In fact it works a lot like information. A while ago I read a rather strange question in Intermediair, a Dutch career magazine: does a USB stick get heavier when you load it with data? The answer, of course, is no. To a computer, a USB stick is like an Etch-A-Sketch: it uses it to write things down by moving stuff around, not by adding stuff. A USB stick contains loads and loads of switches that can be either turned ‘on’ or ‘off’ (if I’m not mistaken, my 16GB USB stick has 134,217,728 of them). A computer ‘reads’ the information on a USB stick by observing which switches are ‘on’ and which ones are ‘off’. Together, these switches can contain the latest Ufomammut CD, a movie of your PhD defense, or your illegal copy of Matlab.
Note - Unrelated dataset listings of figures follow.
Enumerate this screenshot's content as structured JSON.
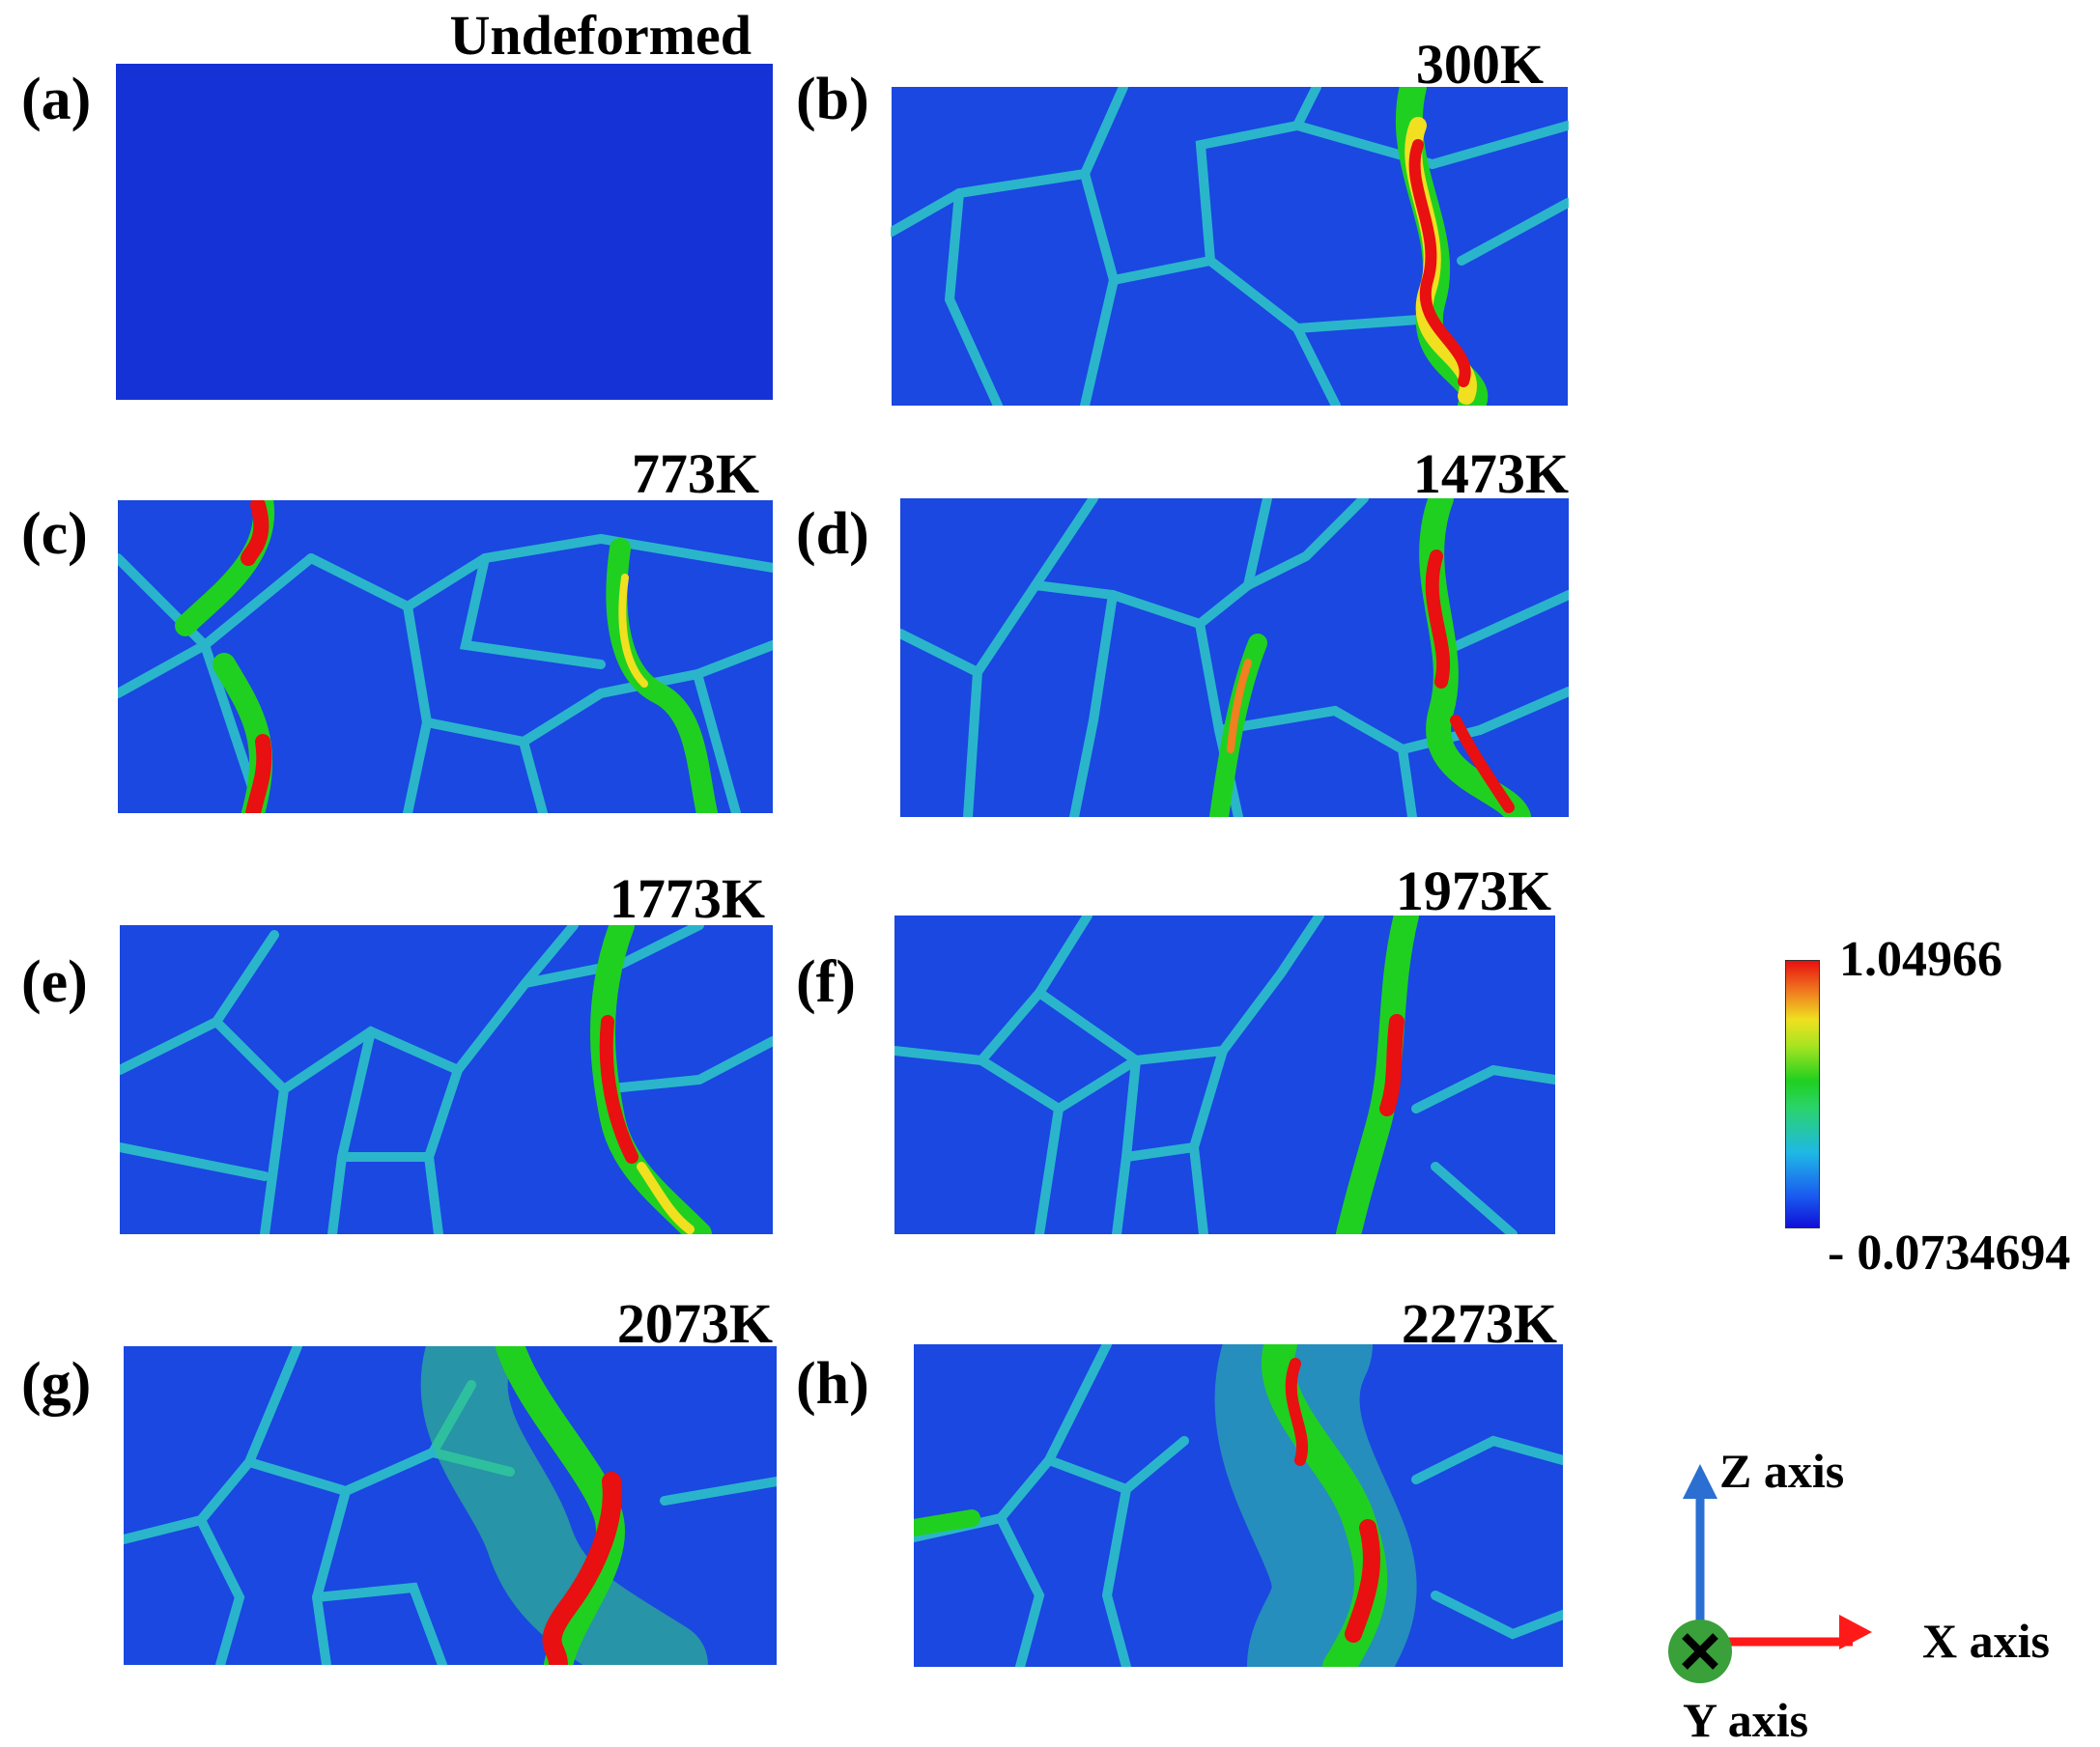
{
  "panels": [
    {
      "label": "(a)",
      "title": "Undeformed"
    },
    {
      "label": "(b)",
      "title": "300K"
    },
    {
      "label": "(c)",
      "title": "773K"
    },
    {
      "label": "(d)",
      "title": "1473K"
    },
    {
      "label": "(e)",
      "title": "1773K"
    },
    {
      "label": "(f)",
      "title": "1973K"
    },
    {
      "label": "(g)",
      "title": "2073K"
    },
    {
      "label": "(h)",
      "title": "2273K"
    }
  ],
  "colorbar": {
    "max_label": "1.04966",
    "min_label": "- 0.0734694",
    "colors": [
      "#e81010",
      "#f0e020",
      "#20d020",
      "#1fb8e6",
      "#1010d8"
    ]
  },
  "axes": {
    "z_label": "Z axis",
    "x_label": "X axis",
    "y_label": "Y axis",
    "z_color": "#2a6fd1",
    "x_color": "#ff1a1a",
    "y_color": "#3aa03a"
  }
}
Put these files on your USB stick, and the USB stick has become a lot more valuable to you. How often do you read that some official has lost a USB stick with sensitive data? And this is all possible without changing the mass, nor the energy contained in the USB stick. (OK, to be honest, there may be some swapping of electrons between the stick and the computer, but that is negligible.) But leave it near a strong magnetic field and all your data are lost. And the USB stick has become worthless.
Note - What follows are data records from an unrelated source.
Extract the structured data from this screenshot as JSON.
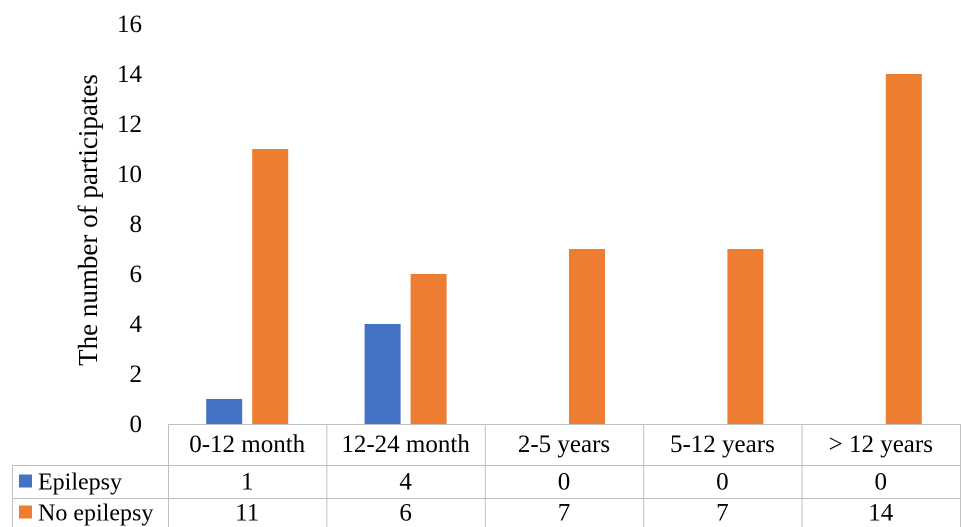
{
  "chart_data": {
    "type": "bar",
    "ylabel": "The number of participates",
    "ylim": [
      0,
      16
    ],
    "yticks": [
      0,
      2,
      4,
      6,
      8,
      10,
      12,
      14,
      16
    ],
    "grid": false,
    "categories": [
      "0-12 month",
      "12-24 month",
      "2-5 years",
      "5-12 years",
      "> 12 years"
    ],
    "series": [
      {
        "name": "Epilepsy",
        "color": "#4472C4",
        "values": [
          1,
          4,
          0,
          0,
          0
        ]
      },
      {
        "name": "No epilepsy",
        "color": "#ED7D31",
        "values": [
          11,
          6,
          7,
          7,
          14
        ]
      }
    ],
    "data_table": true
  }
}
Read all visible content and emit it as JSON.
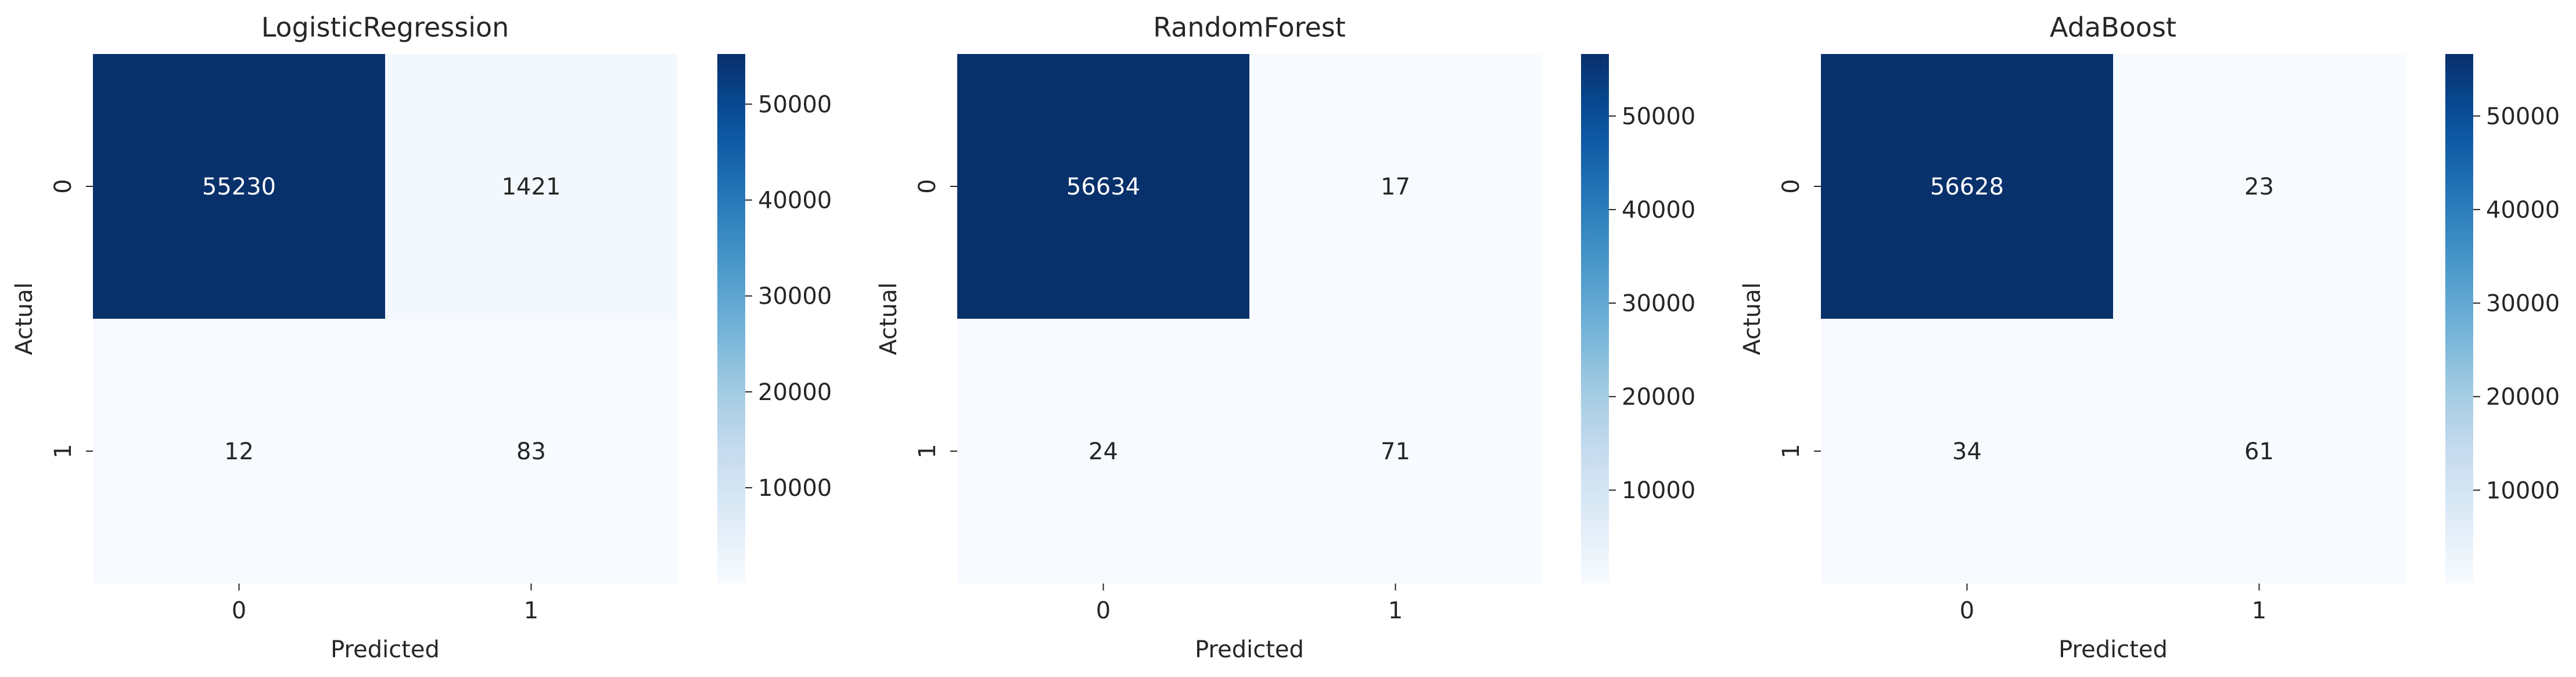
{
  "chart_data": [
    {
      "type": "heatmap",
      "title": "LogisticRegression",
      "xlabel": "Predicted",
      "ylabel": "Actual",
      "x_categories": [
        "0",
        "1"
      ],
      "y_categories": [
        "0",
        "1"
      ],
      "values": [
        [
          55230,
          1421
        ],
        [
          12,
          83
        ]
      ],
      "colormap": "Blues",
      "colorbar_ticks": [
        10000,
        20000,
        30000,
        40000,
        50000
      ]
    },
    {
      "type": "heatmap",
      "title": "RandomForest",
      "xlabel": "Predicted",
      "ylabel": "Actual",
      "x_categories": [
        "0",
        "1"
      ],
      "y_categories": [
        "0",
        "1"
      ],
      "values": [
        [
          56634,
          17
        ],
        [
          24,
          71
        ]
      ],
      "colormap": "Blues",
      "colorbar_ticks": [
        10000,
        20000,
        30000,
        40000,
        50000
      ]
    },
    {
      "type": "heatmap",
      "title": "AdaBoost",
      "xlabel": "Predicted",
      "ylabel": "Actual",
      "x_categories": [
        "0",
        "1"
      ],
      "y_categories": [
        "0",
        "1"
      ],
      "values": [
        [
          56628,
          23
        ],
        [
          34,
          61
        ]
      ],
      "colormap": "Blues",
      "colorbar_ticks": [
        10000,
        20000,
        30000,
        40000,
        50000
      ]
    }
  ]
}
I sometimes get the impression that ecologists tend to treat value as they would treat the number π, or the density of some material, or the temperature of a body. Some studies measure it for a few samples and then aggregate them over the entire planet. And the folks who cite those studies seem to assume it remains unchanged over time. But value is a strange concept. Ever wonder why water is so much cheaper, yet so much more important to human life than gold? Value also varies between individuals and over time. You may not give a rat’s ass for Trout Mask Replica, but there are folks out there willing to lose an eye for an original vinyl copy. Likewise, is there anyone who still listens to The Sweet? I mean, seriously?
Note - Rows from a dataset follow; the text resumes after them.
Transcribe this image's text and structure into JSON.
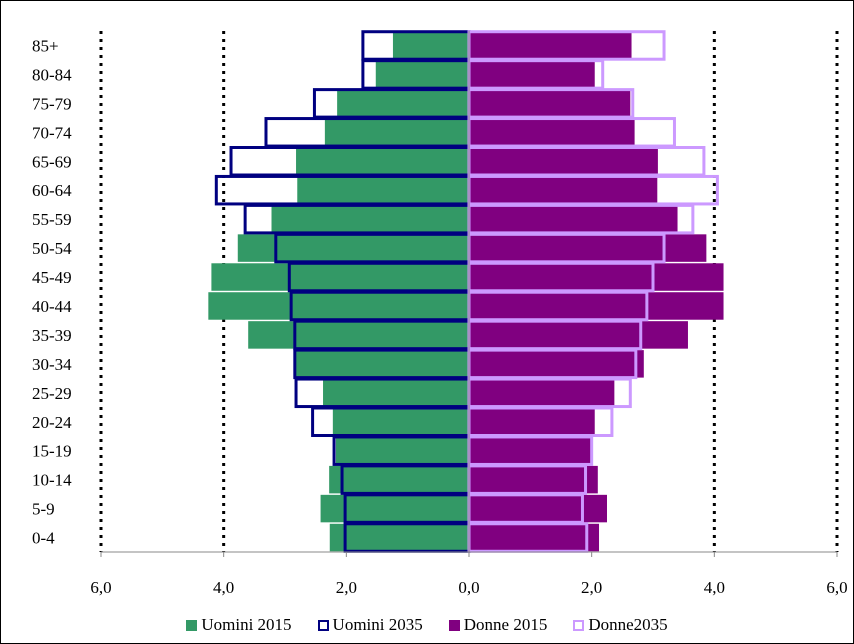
{
  "chart_data": {
    "type": "bar",
    "orientation": "horizontal",
    "title": "",
    "categories": [
      "85+",
      "80-84",
      "75-79",
      "70-74",
      "65-69",
      "60-64",
      "55-59",
      "50-54",
      "45-49",
      "40-44",
      "35-39",
      "30-34",
      "25-29",
      "20-24",
      "15-19",
      "10-14",
      "5-9",
      "0-4"
    ],
    "series": [
      {
        "name": "Uomini 2015",
        "side": "left",
        "style": "filled",
        "color": "#339966",
        "values": [
          1.24,
          1.52,
          2.15,
          2.35,
          2.82,
          2.8,
          3.22,
          3.77,
          4.2,
          4.25,
          3.6,
          2.85,
          2.38,
          2.22,
          2.17,
          2.28,
          2.42,
          2.27
        ]
      },
      {
        "name": "Uomini 2035",
        "side": "left",
        "style": "outline",
        "color": "#000080",
        "values": [
          1.73,
          1.73,
          2.52,
          3.31,
          3.88,
          4.12,
          3.65,
          3.15,
          2.93,
          2.9,
          2.84,
          2.84,
          2.82,
          2.55,
          2.2,
          2.07,
          2.02,
          2.02
        ]
      },
      {
        "name": "Donne 2015",
        "side": "right",
        "style": "filled",
        "color": "#800080",
        "values": [
          2.65,
          2.05,
          2.63,
          2.7,
          3.08,
          3.07,
          3.4,
          3.87,
          4.15,
          4.15,
          3.57,
          2.85,
          2.37,
          2.05,
          2.0,
          2.1,
          2.25,
          2.12
        ]
      },
      {
        "name": "Donne2035",
        "side": "right",
        "style": "outline",
        "color": "#CC99FF",
        "values": [
          3.18,
          2.18,
          2.67,
          3.35,
          3.83,
          4.05,
          3.65,
          3.18,
          3.0,
          2.9,
          2.8,
          2.72,
          2.63,
          2.33,
          2.0,
          1.9,
          1.85,
          1.92
        ]
      }
    ],
    "xlim": [
      -6,
      6
    ],
    "xticks": [
      -6,
      -4,
      -2,
      0,
      2,
      4,
      6
    ],
    "xtick_labels": [
      "6,0",
      "4,0",
      "2,0",
      "0,0",
      "2,0",
      "4,0",
      "6,0"
    ],
    "xlabel": "",
    "ylabel": "",
    "gridlines": "dotted vertical at ±4 and ±6",
    "legend_position": "bottom"
  },
  "legend": {
    "items": [
      "Uomini 2015",
      "Uomini 2035",
      "Donne 2015",
      "Donne2035"
    ]
  }
}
Granted: so far economies have grown partly because we are getting more effective at extracting and using ever more inputs, and thereby producing ever more stuff. This is something we cannot keep doing indefinitely: resources are finite, the amount of solar energy our planet receives is finite. There is only so much stuff you can produce, period.

But economies also grow by producing more value with the same inputs, by tayloring products to people’s wishes ever more precisely, or by enhancing the efficiency of production. How long we can keep that up is lot more difficult to say.